Even though the situation is objectively dramatic in many parts of Europe and soon in the US, I read more and more good news that give me hope, so I wanted to share them:

Today I discovered a great article in Medium by Brianna West which puts it into better words than I ever could. Here are some of my favorite paragraphs:

I like reading the Daily Stoic, a great newsletter by Ryan Holiday, and I’d like to recommend a recent article on Marcus Aurelius and the lessons we can learn from history for today’s crisis. I’d advise you to read the full article, but here are my main take-aways:

  • History repeats itself: (…) we could be talking about the Bubonic Plague (aka the Black Death), the Spanish Flu of 1918, or the cholera pandemics of the late 19th and early 20th centuries, just as easily as we are talking about the Antonine Plague and thinking about the coronavirus pandemic that is spreading across the globe.
  • Seeing how history repeats itself can shatter our illusion that our civilization with all it’s progress should have things figured out and that our technology and treatments should shelter us from such terrible things
  • We make the same mistakes. Succumb to the same fears. Endure the same grief and pain… then eventually exult in the same heroism, the same relief, and hopefully, the same kind of emergent leadership.
  • One of these impressive leaders was Marcus Aurelius, who was Emperor of the Roman Empire during the Antonine Plague of 165 CE, and who rose to the occasion. This plague was a global pandemic and killed between 10 and 18 million people. Aurelius didn’t flee Rome, he stayed, helped rebuild the economy and medical system, and even sold off imperial possessions for fundraising.
  • Having led the people through the worst of the crisis, which stretched on for some 15 years of his reign, and having never hidden or neglected his public duties, Marcus Aurelius began to show symptoms of the disease and finally died from it.
  • “Weep not for me,” began Marcus’s famous last words, “think rather of the pestilence and the deaths of so many others.”
  • There is no amount of fleeing or quarantining we can do to insulate ourselves from the reality of human existence: memento mori—thou art mortal. No one, no country, no planet is as safe or as special as we like to think we are. We are all at the mercy of enormous events outside our control, even (or especially) when that enormity arrives on a wave of invisible, infinitesimally small microbes. You can go at any moment, Marcus was constantly reminding himself and being reminded of the events swirling around him. He made sure this fact shaped every choice and action and thought.
  • Be good to each other, that was the prevailing belief of Marcus’s life. A disease like the plague, “can only threaten your life,” he said in Meditations, but evil, selfishness, pride, hypocrisy, fear—these things “attack our humanity.”
  • Which is why we must use this terrible crisis as an opportunity to learn, to remember the core virtues that Marcus Aurelius tried to live by: Humility. Kindness. Service. Wisdom. We can’t waste time. We can’t take people or things or our health for granted.
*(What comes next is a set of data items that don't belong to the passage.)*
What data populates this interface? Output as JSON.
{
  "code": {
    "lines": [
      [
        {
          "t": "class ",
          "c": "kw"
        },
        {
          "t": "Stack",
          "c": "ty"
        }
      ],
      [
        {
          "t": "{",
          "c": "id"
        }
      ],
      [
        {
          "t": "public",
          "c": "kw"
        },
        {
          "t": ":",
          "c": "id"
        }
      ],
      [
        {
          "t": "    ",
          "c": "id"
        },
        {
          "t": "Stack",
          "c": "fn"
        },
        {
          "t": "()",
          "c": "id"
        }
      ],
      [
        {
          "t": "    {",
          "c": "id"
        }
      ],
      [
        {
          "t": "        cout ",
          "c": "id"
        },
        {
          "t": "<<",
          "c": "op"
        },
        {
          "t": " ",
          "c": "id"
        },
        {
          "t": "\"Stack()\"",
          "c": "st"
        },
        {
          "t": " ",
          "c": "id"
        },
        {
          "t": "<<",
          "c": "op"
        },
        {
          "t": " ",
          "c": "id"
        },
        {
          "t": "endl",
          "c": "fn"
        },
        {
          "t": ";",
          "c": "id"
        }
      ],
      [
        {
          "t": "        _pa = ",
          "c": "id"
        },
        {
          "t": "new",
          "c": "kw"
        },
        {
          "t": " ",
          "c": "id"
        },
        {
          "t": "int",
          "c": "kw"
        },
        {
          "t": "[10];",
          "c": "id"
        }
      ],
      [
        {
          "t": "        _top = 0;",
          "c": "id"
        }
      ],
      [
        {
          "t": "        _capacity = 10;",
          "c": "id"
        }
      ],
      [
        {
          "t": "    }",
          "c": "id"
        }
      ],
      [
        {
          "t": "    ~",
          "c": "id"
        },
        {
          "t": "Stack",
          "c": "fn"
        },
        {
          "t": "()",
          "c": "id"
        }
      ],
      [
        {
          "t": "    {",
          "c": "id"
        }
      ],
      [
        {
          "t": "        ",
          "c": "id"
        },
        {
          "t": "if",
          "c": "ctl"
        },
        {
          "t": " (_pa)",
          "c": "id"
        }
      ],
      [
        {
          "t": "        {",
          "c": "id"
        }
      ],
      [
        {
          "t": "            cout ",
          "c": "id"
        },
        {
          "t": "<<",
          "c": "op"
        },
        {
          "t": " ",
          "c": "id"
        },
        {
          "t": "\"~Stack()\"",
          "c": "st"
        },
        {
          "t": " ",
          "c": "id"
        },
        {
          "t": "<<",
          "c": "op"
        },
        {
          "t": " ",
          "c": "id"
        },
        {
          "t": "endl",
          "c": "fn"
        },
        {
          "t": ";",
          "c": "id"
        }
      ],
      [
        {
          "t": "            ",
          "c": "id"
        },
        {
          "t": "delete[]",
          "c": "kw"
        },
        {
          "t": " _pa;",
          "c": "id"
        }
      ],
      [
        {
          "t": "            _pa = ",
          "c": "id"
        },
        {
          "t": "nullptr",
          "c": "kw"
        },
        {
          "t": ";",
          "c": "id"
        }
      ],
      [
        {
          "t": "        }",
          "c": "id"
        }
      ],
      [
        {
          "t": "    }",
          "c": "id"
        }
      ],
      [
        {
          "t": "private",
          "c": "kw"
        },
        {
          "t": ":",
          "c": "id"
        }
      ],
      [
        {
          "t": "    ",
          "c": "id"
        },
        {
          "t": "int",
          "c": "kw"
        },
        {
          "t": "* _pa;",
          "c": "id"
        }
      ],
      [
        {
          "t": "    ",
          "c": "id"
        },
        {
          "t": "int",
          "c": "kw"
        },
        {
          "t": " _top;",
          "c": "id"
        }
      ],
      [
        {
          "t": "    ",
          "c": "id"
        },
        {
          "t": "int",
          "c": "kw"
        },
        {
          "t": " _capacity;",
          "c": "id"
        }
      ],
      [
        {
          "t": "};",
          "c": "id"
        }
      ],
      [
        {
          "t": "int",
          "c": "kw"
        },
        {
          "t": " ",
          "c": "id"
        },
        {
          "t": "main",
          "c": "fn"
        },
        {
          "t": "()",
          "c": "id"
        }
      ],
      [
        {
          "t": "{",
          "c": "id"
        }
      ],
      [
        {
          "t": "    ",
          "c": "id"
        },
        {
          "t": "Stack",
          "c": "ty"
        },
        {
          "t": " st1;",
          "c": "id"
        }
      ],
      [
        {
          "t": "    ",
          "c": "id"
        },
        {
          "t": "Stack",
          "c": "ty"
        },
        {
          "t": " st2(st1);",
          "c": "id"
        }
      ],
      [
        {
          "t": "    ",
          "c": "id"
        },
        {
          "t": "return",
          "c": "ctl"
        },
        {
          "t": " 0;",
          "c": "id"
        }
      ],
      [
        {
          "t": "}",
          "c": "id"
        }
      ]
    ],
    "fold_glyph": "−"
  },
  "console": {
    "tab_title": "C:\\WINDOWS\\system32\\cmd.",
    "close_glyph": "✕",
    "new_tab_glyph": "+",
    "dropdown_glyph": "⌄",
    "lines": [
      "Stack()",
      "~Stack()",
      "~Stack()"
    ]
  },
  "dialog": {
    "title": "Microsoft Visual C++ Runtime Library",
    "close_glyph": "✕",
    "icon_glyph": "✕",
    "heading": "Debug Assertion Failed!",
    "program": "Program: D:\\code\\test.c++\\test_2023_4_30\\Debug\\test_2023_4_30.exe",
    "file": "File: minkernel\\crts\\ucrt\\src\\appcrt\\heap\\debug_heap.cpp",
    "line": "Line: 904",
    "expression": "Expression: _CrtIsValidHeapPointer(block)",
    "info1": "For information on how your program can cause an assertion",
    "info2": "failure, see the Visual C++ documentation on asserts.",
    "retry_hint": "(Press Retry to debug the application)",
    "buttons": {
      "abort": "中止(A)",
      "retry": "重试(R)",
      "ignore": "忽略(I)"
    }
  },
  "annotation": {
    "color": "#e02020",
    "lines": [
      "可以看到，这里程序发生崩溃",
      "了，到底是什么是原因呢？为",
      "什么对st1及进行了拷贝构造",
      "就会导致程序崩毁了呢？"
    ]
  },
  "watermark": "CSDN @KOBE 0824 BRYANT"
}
I really hope that we will, in these difficult times, choose solidarity and make it about “us” instead of making it about “me” (Andy Stumpf said it well on Joe Rogan).

Eventually, all we can do is (it’s not much but it’s important):

  • Stay home / follow the instructions, and not go crazy (here’s a helpful guide on managing anxiety by two Psychology doctors)
  • And, if possible: Help others. Call your relatives and friends who freak out, lose their jobs or are sick. To the extent possible, we should also support health care workers more, e.g. babysitting their kids which Italian volunteers have been doing.

😴 What helped me find calm this week

Unintentional ASMR Picks:

Here’s some Unintentional ASMR that I think you’d enjoy:

Intentional ASMR Picks:

I’ve added these videos to my “ASMR Favorites” Playlist“, again.

💜 What I enjoyed this week

YouTube for once recommended something I actually wanted to see: A man (Paul Barton) playing the piano in some jungle for a 80 year old elephant (who seems to be emotionally touched): Debussy’s “Clair de Lune” or Beethoven’s “Moonlight Sonata”.

What a beautiful animal! This comment sums up what I thought: “I feel so happy knowing that somewhere in the world there is a man playing the piano for elephants”
(and I laughed about the comment “I guess we should first talk about the Elephant in the room”:)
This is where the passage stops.